34ª Sessão da ABC em Recife

Nos dias 10 e 11 de setembro foi realizada a 34ª Sessão Ordinária da Academia Brasileira de Ciências em Recife, no auditório Ivaldo Pontes do Instituto de Pesquisa em Petróleo e Energia (i-LITPEG) da Universidade Federal de Pernambuco (UFPE). O evento integrou as atividades da vice-presidência regional da ABC para o Nordeste e Espírito Santo e foi coordenado pelos membros titulares da ABC Alcides Nobrega Sial e Valderez Pinto Ferreira.

Além da coordenadora, a mesa foi composta pelo vice-reitor da UFPE, Moacyr Araújo Filho; a presidente da Fundação de Amparo à Ciência e Tecnologia do Estado de Pernambuco (Facepe), Maria Fernanda Pimentel; o pró-reitor de Pesquisa e Inovação (Propesqi-UFPE), Pedro Valadão Carelli; o representante dos membros titulares da ABC na UFPE, Gilberto Fernandes de Sá; e a diretora do Centro de Tecnologia e Geociências (CTG-UFPE), Yeda M. B. de Almeida.

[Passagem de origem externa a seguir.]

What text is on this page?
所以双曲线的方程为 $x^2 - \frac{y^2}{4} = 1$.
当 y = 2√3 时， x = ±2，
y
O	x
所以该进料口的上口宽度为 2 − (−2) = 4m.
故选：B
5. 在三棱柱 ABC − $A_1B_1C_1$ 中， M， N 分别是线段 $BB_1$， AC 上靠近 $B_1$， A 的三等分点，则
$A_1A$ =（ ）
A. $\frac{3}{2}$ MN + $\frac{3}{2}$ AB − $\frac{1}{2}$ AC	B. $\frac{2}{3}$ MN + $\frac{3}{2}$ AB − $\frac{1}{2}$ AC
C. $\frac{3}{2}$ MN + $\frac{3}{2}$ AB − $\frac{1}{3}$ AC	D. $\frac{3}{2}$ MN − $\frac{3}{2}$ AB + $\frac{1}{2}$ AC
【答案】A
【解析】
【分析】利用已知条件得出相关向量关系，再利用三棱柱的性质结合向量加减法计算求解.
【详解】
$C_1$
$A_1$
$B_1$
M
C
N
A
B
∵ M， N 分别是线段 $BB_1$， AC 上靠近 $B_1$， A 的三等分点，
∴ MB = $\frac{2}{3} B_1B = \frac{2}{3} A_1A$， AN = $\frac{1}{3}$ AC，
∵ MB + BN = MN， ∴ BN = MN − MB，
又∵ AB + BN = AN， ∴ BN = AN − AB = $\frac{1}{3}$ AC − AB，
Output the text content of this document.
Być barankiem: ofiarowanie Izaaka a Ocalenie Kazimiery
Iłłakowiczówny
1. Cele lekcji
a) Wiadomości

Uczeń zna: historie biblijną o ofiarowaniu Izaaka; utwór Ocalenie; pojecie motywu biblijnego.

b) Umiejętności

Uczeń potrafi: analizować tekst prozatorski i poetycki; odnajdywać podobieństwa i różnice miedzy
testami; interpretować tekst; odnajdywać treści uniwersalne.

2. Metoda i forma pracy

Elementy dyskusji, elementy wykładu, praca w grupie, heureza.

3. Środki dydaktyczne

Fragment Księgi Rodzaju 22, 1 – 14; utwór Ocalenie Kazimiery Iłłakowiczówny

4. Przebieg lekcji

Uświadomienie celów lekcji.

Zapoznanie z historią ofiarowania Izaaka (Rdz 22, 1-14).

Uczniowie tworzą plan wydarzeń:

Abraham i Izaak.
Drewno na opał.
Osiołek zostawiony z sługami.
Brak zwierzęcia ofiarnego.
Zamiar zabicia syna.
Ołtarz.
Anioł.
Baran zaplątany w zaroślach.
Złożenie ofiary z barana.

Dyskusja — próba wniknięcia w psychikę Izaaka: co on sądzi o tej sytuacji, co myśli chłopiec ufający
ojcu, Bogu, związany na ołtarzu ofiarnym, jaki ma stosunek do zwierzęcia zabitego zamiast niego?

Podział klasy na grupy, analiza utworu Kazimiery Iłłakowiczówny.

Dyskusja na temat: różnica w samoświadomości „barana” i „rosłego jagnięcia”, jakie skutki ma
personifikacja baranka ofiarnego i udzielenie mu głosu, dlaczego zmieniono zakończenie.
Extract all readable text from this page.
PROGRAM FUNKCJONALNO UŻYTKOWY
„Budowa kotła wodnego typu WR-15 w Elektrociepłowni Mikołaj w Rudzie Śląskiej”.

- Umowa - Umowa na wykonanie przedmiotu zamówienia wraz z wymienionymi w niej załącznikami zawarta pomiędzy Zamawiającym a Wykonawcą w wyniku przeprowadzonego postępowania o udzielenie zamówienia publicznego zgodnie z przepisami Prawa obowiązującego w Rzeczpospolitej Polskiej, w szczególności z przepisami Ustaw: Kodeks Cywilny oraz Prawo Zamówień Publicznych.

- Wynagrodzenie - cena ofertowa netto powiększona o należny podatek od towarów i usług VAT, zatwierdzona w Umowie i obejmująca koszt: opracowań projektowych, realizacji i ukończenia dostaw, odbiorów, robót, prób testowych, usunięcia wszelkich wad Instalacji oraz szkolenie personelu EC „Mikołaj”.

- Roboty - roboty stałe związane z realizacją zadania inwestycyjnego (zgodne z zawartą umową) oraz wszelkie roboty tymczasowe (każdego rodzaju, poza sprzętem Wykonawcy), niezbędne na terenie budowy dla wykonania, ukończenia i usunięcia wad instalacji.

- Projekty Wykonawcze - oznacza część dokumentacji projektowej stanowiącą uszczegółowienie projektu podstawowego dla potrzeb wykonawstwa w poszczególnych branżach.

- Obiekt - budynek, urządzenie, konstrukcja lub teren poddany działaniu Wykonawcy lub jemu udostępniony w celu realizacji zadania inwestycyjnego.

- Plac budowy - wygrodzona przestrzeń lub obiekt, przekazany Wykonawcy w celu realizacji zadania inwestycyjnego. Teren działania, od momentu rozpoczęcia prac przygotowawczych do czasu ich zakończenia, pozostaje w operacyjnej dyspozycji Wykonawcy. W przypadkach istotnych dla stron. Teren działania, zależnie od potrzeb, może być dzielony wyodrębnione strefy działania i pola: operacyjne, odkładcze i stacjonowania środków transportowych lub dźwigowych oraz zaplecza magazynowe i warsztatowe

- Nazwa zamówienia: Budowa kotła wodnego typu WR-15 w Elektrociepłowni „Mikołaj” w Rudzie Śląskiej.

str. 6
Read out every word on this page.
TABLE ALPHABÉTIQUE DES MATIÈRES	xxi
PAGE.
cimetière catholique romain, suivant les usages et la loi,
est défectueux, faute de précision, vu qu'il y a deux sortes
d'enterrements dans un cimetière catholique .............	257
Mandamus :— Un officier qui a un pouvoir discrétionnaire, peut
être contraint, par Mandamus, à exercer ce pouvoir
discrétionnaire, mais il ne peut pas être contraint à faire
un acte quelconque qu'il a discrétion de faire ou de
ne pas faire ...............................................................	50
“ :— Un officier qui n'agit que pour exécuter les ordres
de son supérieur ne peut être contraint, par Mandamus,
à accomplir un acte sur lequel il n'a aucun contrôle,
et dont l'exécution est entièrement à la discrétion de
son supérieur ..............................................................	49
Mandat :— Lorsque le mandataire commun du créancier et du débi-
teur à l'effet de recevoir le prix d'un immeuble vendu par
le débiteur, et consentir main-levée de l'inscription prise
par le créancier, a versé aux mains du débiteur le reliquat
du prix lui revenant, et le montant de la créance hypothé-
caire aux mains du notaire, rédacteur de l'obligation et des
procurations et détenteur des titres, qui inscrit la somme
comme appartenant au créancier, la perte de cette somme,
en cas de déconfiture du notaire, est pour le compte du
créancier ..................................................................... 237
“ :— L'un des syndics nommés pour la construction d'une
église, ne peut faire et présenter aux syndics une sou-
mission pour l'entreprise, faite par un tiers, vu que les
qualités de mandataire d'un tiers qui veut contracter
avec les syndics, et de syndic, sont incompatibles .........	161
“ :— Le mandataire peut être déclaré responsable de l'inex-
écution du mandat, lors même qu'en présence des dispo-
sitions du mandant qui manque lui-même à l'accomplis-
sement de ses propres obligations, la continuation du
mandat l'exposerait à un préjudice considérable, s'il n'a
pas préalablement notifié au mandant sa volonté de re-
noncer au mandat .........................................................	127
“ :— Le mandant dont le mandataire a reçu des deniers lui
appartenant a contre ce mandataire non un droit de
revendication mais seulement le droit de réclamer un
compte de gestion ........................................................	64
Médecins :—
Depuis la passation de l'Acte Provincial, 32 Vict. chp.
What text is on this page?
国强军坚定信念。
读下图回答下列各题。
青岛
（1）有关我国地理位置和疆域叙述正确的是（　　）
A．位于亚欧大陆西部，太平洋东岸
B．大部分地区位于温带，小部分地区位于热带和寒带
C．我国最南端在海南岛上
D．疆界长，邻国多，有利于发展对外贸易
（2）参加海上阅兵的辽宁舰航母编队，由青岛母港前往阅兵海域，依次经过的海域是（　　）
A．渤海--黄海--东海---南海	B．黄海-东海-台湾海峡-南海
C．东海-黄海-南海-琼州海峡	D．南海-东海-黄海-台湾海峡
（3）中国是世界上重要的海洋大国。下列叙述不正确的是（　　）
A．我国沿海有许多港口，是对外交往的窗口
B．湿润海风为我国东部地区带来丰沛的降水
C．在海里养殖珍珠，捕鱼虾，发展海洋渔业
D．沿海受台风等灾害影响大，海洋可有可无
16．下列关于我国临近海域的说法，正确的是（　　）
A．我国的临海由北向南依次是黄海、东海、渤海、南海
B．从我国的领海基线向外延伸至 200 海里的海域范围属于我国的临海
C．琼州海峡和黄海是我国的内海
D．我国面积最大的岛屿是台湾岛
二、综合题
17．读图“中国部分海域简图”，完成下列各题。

Maria Fernanda Pimentel, Gilberto Fernandes de Sá, Valderez Pinto Ferreira, Moacyr Araújo Filho, Pedro Valadão Carelli e Yeda M.B. de Almeida

O chairman do dia 10, que teve caráter multidisciplinar, foi o professor emérito da UFPE Cid Bartolomeu de Araújo, membro titular da ABC. Dentro do tema das mudanças climáticas e aquecimento global, o presidente da Granex S.A., professor Ricardo Jorge Lobo Maranhão, apresentou uma visão geológica e o professor do Departamento de Oceanografia da UFPE Moacyr Araújo Filho falou sobre a relação entre as mudanças do clima e a crise hídrica global.

A seguir, a vice-presidente da ABC Regional MG e CO, Mercedes Maria da Cunha Bustamante, professora e pesquisadora do Instituto de Biologia da Universidade de Brasília, abordou as mudanças de clima do ponto de vista da biodiversidade.

Encerrando a manhã, o professor José Luiz de Lima Filho, do Instituto Keizo Asami- LIKA, fez uma palestra intitulada “Uma parceria japonesa para ajudar o mundo”, dentro do tema das ciências da saúde.

O segundo dia de reunião teve a professora Valderez P. Ferreira como chairman. O professor Igor Hamid, do Laboratório de Biogeoquímica Costeira da Universidade Federal do Ceará (LBC-UFC), falou sobre as anomalias de irídio no Jurássico da Bacia do Araripe e uma perspectiva global. Ainda dentro do tema da geoquímica e quimioestratigrafia elemental e isotópica, o professor Natan S. Pereira, da Universidade Estadual da Bahia (UNEB), apresentou a palestra “Registros geoquímicos de razões metal/Ca em corais: acesso ao histórico ambiental de ecossistemas costeiros brasileiros.”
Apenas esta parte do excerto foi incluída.